L’Existentialisme de Sartre transposé dans Gunnm

L’existentialisme est un courant à la fois philosophique et littéraire qui date du XXème siècle. Mais des pensées existentielles ont vu le jour bien avant et parmi ses précurseurs on peut citer notamment Nietzsche ou Dostoïevski. Dans cet article je me concentrerai sur l’existentialisme de Jean-Paul Sartre tiré de L’être et le néant (toutes les citations que je ferai proviennent de cet ouvrage). Pourtant, parler philosophie sur Nostroblog est un peu hors-sujet, alors pour rester dans le thème faisons ensemble le lien avec un manga, chef-d’œuvre de science-fiction. J’ai nommé Gunnm.

gunnm analyse philosophique

Gunnm est un seinen manga de Yukito Kishiro prépublié de 1990 à 1995 chez Shueisha (puis transféré chez Kodansha en 2010). Le monde de la série se divise en deux. D’un côté Kuzutetsu, la décharge où s’entretuent les rebuts de la société et de l’autre Zalem, la cité suspendue aux cieux réservée aux élites. Cette œuvre raconte l’histoire d’une cyborg trouvée dans la décharge de Kuzutetsu par Daisuke Ido, un cyber-chirurgien. Ce dernier la nommera Gally après s’être rendu compte de son amnésie. S’ensuit alors une quête identitaire pour Gally qui cherchera, dans des combats sanglants, un sens à sa vie.
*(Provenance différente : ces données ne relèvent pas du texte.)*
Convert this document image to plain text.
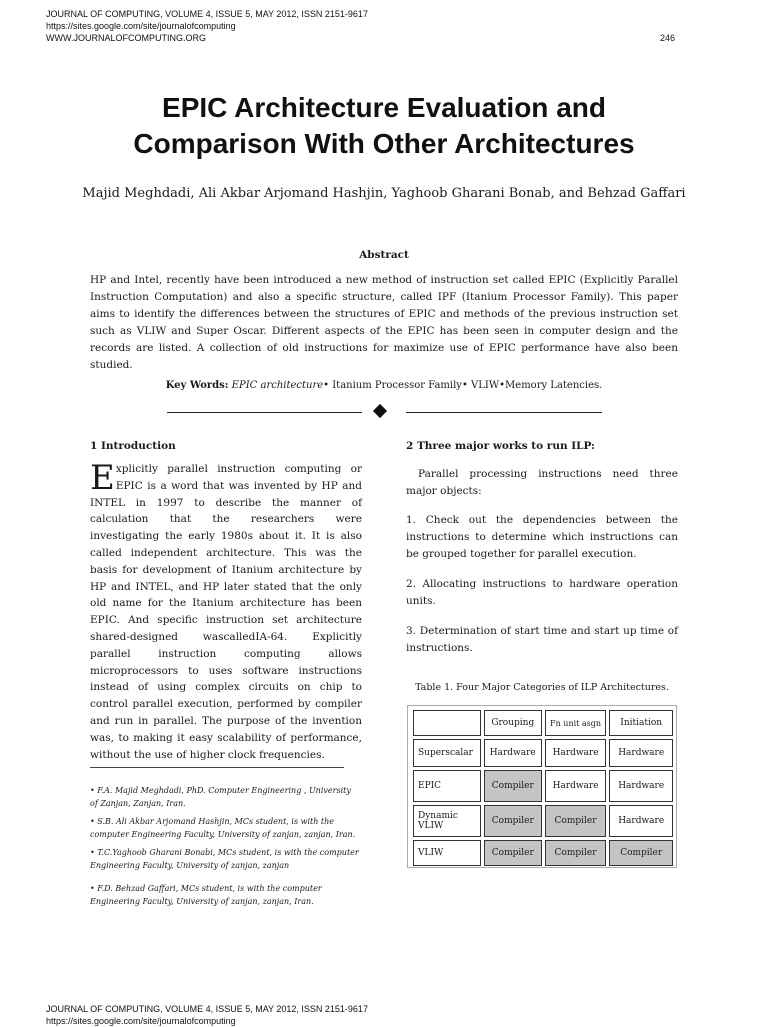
JOURNAL OF COMPUTING, VOLUME 4, ISSUE 5, MAY 2012, ISSN 2151-9617
https://sites.google.com/site/journalofcomputing
WWW.JOURNALOFCOMPUTING.ORG	246
EPIC Architecture Evaluation and
Comparison With Other Architectures
Majid Meghdadi, Ali Akbar Arjomand Hashjin, Yaghoob Gharani Bonab, and Behzad Gaffari
Abstract
HP and Intel, recently have been introduced a new method of instruction set called EPIC (Explicitly Parallel Instruction Computation) and also a specific structure, called IPF (Itanium Processor Family). This paper aims to identify the differences between the structures of EPIC and methods of the previous instruction set such as VLIW and Super Oscar. Different aspects of the EPIC has been seen in computer design and the records are listed. A collection of old instructions for maximize use of EPIC performance have also been studied.
Key Words: EPIC architecture• Itanium Processor Family• VLIW•Memory Latencies.
1 Introduction
Explicitly parallel instruction computing or EPIC is a word that was invented by HP and INTEL in 1997 to describe the manner of calculation that the researchers were investigating the early 1980s about it. It is also called independent architecture. This was the basis for development of Itanium architecture by HP and INTEL, and HP later stated that the only old name for the Itanium architecture has been EPIC. And specific instruction set architecture shared-designed wascalledIA-64. Explicitly parallel instruction computing allows microprocessors to uses software instructions instead of using complex circuits on chip to control parallel execution, performed by compiler and run in parallel. The purpose of the invention was, to making it easy scalability of performance, without the use of higher clock frequencies.

• F.A. Majid Meghdadi, PhD. Computer Engineering , University of Zanjan, Zanjan, Iran.

• S.B. Ali Akbar Arjomand Hashjin, MCs student, is with the computer Engineering Faculty, University of zanjan, zanjan, Iran.

• T.C.Yaghoob Gharani Bonabi, MCs student, is with the computer Engineering Faculty, University of zanjan, zanjan

• F.D. Behzad Gaffari, MCs student, is with the computer Engineering Faculty, University of zanjan, zanjan, Iran.

2 Three major works to run ILP:
Parallel processing instructions need three major objects:
1. Check out the dependencies between the instructions to determine which instructions can be grouped together for parallel execution.
2. Allocating instructions to hardware operation units.
3. Determination of start time and start up time of instructions.
Table 1. Four Major Categories of ILP Architectures.
	Grouping	Fn unit asgn	Initiation
Superscalar	Hardware	Hardware	Hardware
EPIC	Compiler	Hardware	Hardware
Dynamic VLIW	Compiler	Compiler	Hardware
VLIW	Compiler	Compiler	Compiler
JOURNAL OF COMPUTING, VOLUME 4, ISSUE 5, MAY 2012, ISSN 2151-9617
https://sites.google.com/site/journalofcomputing
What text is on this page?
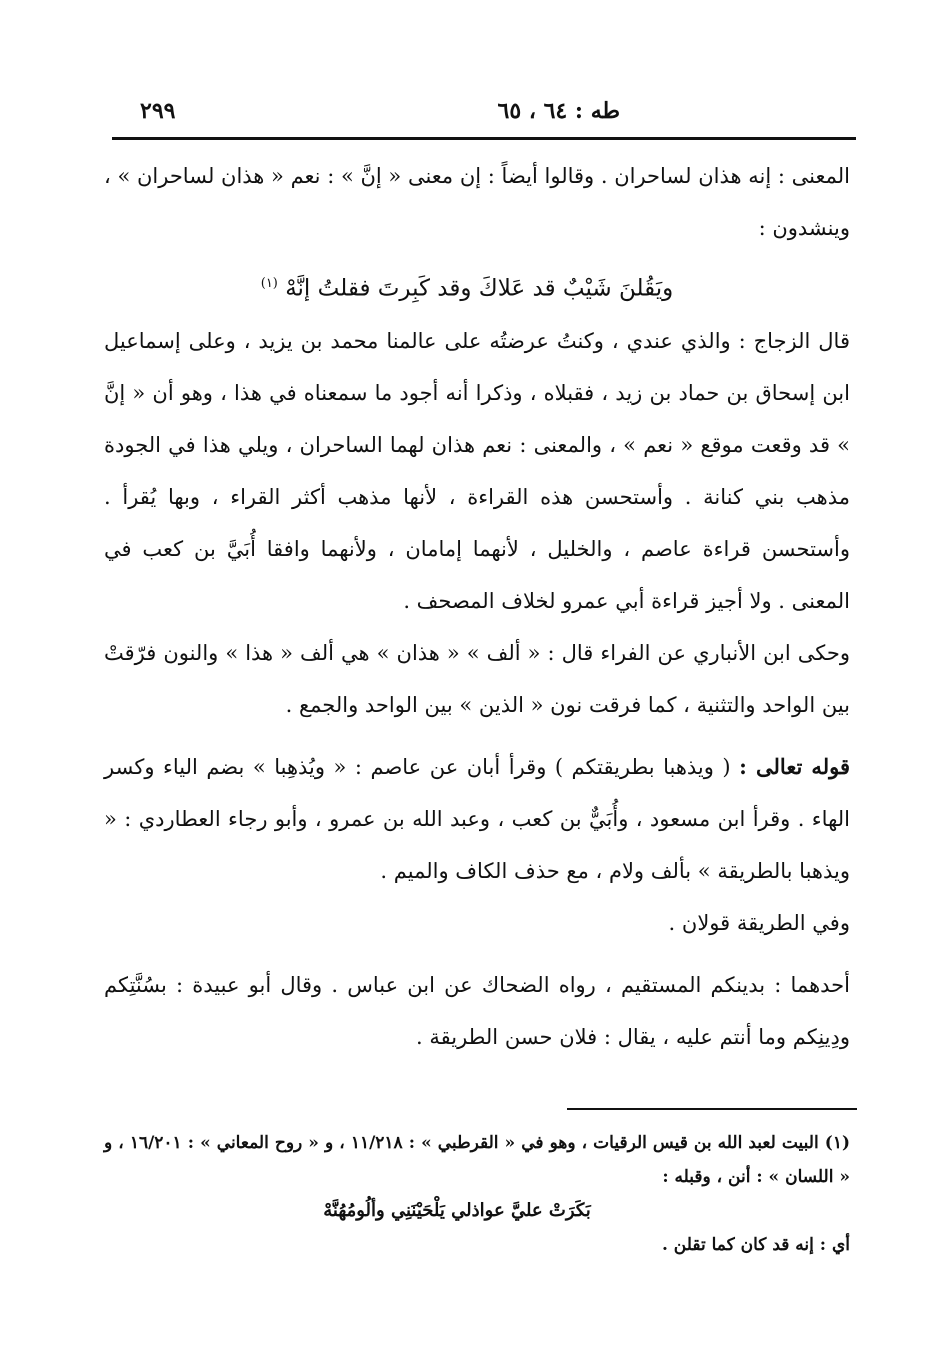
طه : ٦٤ ، ٦٥
٢٩٩

المعنى : إنه هذان لساحران . وقالوا أيضاً : إن معنى « إنَّ » : نعم « هذان لساحران » ، وينشدون :

ويَقُلنَ شَيْبٌ قد عَلاكَ وقد كَبِرتَ فقلتُ إنَّهْ $^{(١)}$

قال الزجاج : والذي عندي ، وكنتُ عرضتُه على عالمنا محمد بن يزيد ، وعلى إسماعيل ابن إسحاق بن حماد بن زيد ، فقبلاه ، وذكرا أنه أجود ما سمعناه في هذا ، وهو أن « إنَّ » قد وقعت موقع « نعم » ، والمعنى : نعم هذان لهما الساحران ، ويلي هذا في الجودة مذهب بني كنانة . وأستحسن هذه القراءة ، لأنها مذهب أكثر القراء ، وبها يُقرأ . وأستحسن قراءة عاصم ، والخليل ، لأنهما إمامان ، ولأنهما وافقا أُبَيَّ بن كعب في المعنى . ولا أجيز قراءة أبي عمرو لخلاف المصحف .

وحكى ابن الأنباري عن الفراء قال : « ألف » « هذان » هي ألف « هذا » والنون فرّقتْ بين الواحد والتثنية ، كما فرقت نون « الذين » بين الواحد والجمع .

قوله تعالى : ( ويذهبا بطريقتكم ) وقرأ أبان عن عاصم : « ويُذهِبا » بضم الياء وكسر الهاء . وقرأ ابن مسعود ، وأُبَيٌّ بن كعب ، وعبد الله بن عمرو ، وأبو رجاء العطاردي : « ويذهبا بالطريقة » بألف ولام ، مع حذف الكاف والميم .

وفي الطريقة قولان .

أحدهما : بدينكم المستقيم ، رواه الضحاك عن ابن عباس . وقال أبو عبيدة : بسُنَّتِكم ودِينِكم وما أنتم عليه ، يقال : فلان حسن الطريقة .

(١) البيت لعبد الله بن قيس الرقيات ، وهو في « القرطبي » : ١١/٢١٨ ، و « روح المعاني » : ١٦/٢٠١ ، و « اللسان » : أنن ، وقبله :

بَكَرَتْ عليَّ عواذلي يَلْحَيْنَنِي وألُومُهُنَّهْ

أي : إنه قد كان كما تقلن .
Dès lors, Gally est-elle humaine ? Qu’est-ce qui la différencie de la pègre de Kuzutetsu ?

L’être en soi et l’être pour soi :

Commençons par répondre à la question principale : Gally est-elle humaine ? Déjà il nous faut savoir qu’est-ce qui définit un humain ? Pour être général, disons qu’un humain se distingue d’un objet ou d’un animal (mais cela est sujet à débat) en tant qu’il a une conscience. Un objet n’a pas de conscience, il se contente d’exister sans avoir de retour spirituel sur sa propre existence, « l’être n’est pas rapport à soi, il est soi. » : C’est ce que Sartre appelle l’être en soi. Un humain, lui, peut avoir un retour sur lui-même, il sait qu’il existe, il « se définit comme étant ce qui n’est pas et n’étant pas ce qu’il est » : c’est l’être pour soi. Si l’on reste sur cette distinction alors oui, Gally est humaine puisqu’elle a une conscience et qu’elle sait qu’elle existe. Mais cela ne peut pas être aussi simple.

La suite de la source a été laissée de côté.